This program highlights a turning point in Éliane Radigue’s career by presenting her final feedback piece, Vice-Versa, etc… (1970), alongside her first synthesizer piece, Chry-ptus (1971). Created less than a year apart from one another, the compositions share an interest in delicate control, sustained tones, and infinite variation while marking the beginning of a shift from the combination of asynchronous tapes to the imperceptible transitions between sound worlds that would become Radigue’s signature.

Between 1968 and 1970, Éliane Radigue created a series of works of variable and infinite duration in her home studio in Paris. Made with three tape recorders, a mixing board, an amplifier, two loudspeakers, and a microphone, Usral, Omnht, ? = a = b = a + b, and Vice-Versa, etc… consist of microphone and tape recorder feedback, reworked through studio techniques such as slowing down and reversal of direction. Recorded onto magnetic tape meant for simultaneous playback in loops of different durations, Radigue presented these eternally mutating works under the guise of Propositions Sonores in museums and galleries, anticipating the emerging  practice of sound installation. Created in 1970 as a multiple in an edition of ten for the Lara Vincy Gallery in Paris, Vice-Versa, etc… was Radigue’s final feedback composition. It is comprised of a single magnetic stereo tape with hand-written instructions for diffusion suggesting that any combination of channels—right channel alone, left channel alone, or both channels together—can be overlapped, on several recorders, at any playback speed, forward or backward, ad libitum.
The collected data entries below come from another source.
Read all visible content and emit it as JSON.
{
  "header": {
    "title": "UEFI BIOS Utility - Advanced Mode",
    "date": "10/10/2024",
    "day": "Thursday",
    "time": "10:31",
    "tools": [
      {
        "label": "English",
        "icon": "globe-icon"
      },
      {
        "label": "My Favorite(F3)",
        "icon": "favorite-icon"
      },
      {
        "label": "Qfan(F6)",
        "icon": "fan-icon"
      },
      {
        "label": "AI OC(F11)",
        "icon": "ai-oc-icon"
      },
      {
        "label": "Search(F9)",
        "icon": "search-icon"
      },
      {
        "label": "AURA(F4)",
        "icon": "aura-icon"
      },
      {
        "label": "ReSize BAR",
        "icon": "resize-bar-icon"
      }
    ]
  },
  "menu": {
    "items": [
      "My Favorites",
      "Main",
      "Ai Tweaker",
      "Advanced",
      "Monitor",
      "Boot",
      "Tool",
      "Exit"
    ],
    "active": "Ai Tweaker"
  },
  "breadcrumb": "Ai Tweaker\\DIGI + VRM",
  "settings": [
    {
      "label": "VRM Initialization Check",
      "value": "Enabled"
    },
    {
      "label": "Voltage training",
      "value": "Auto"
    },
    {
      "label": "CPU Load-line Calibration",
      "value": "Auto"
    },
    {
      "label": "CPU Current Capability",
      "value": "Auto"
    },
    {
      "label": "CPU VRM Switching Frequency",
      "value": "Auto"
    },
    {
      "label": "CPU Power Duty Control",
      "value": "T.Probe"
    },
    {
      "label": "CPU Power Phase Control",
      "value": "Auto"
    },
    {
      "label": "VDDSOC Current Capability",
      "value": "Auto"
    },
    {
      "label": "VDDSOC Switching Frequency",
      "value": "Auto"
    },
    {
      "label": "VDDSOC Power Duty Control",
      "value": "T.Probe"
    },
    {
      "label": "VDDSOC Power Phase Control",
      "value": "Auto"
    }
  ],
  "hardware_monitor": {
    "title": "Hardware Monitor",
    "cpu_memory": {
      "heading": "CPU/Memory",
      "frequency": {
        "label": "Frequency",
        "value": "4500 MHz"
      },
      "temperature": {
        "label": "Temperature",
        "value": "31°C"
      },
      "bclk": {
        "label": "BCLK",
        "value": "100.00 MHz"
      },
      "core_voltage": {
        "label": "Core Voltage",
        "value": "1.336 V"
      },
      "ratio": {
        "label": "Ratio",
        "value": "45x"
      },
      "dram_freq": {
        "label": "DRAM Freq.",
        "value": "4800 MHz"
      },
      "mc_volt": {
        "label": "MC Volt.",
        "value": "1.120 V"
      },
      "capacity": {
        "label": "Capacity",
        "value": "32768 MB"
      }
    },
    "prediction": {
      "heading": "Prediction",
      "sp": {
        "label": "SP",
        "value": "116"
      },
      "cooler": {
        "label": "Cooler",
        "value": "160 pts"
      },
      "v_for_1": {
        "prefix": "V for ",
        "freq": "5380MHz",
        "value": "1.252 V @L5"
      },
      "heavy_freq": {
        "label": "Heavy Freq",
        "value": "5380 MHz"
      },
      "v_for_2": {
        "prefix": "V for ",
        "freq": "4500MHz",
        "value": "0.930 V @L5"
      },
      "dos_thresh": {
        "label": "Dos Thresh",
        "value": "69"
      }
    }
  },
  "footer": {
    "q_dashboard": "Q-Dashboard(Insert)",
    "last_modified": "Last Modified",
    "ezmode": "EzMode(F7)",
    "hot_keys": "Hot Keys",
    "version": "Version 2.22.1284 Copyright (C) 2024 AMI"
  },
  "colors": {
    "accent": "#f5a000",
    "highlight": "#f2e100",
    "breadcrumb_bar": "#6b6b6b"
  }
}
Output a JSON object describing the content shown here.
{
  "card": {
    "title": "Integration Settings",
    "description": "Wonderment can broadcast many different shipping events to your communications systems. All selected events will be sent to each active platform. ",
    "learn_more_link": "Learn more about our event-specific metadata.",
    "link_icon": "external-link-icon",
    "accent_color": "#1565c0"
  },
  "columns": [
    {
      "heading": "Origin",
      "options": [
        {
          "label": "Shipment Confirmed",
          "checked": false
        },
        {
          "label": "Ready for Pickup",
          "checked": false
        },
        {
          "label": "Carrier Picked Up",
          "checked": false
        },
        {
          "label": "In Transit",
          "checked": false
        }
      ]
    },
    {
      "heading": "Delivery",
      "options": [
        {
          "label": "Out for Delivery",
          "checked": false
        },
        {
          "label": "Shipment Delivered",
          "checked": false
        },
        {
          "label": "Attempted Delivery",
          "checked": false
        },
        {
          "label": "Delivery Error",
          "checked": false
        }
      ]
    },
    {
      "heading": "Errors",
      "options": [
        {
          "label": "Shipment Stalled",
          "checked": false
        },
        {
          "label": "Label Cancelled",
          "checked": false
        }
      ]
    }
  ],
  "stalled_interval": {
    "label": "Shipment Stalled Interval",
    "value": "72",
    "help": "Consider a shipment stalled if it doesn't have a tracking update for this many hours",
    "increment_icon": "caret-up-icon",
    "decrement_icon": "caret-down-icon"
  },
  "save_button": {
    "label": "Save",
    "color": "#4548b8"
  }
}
Chry-ptus is the very next piece in Radigue’s output, immediately following Vice-Versa, etc… It is also the first piece Éliane Radigue created with a synthesizer, in 1971, using a Buchla 100 modular system that had been installed by Morton Subotnick at NYU and which Radigue shared with Laurie Spiegel. Although seduced by the fact that the Buchla had no keyboard, Radigue was at first frustrated with the instrument’s effervescent output, spending her initial months eliminating everything she did not like before finding a small sonic zone she could use as an extension of her prior output. Transferring the delicate touch of her work with feedback to the Buchla’s beautifully rich sonority, Radigue worked with patches and potentiometers to create morphing textures that transitioned from fluttering beats to sustained low frequency tones and back again. In keeping with her earlier sound installation works, Chry-ptus was made with two reels of magnetic tape, to be played simultaneously through four loudspeakers with up to one minute of desynchronization — essentially a canon at the unison. This subtle lapse produces tiny palpitations and new harmonic interplay to yield a variable music that is never exactly the same nor ever completely different. Chry-ptus was first presented in three variations on April 6th, 1971 in the auditorium of the New York Cultural Center.

Vice-Versa, etc… and Chry-ptus will be performed by Charles Curtis and Judith Hamann using newly produced reel-to-reel tape editions of the original masters, part of a series produced by Blank Forms in collaboration with Radigue for the high quality diffusion of her work.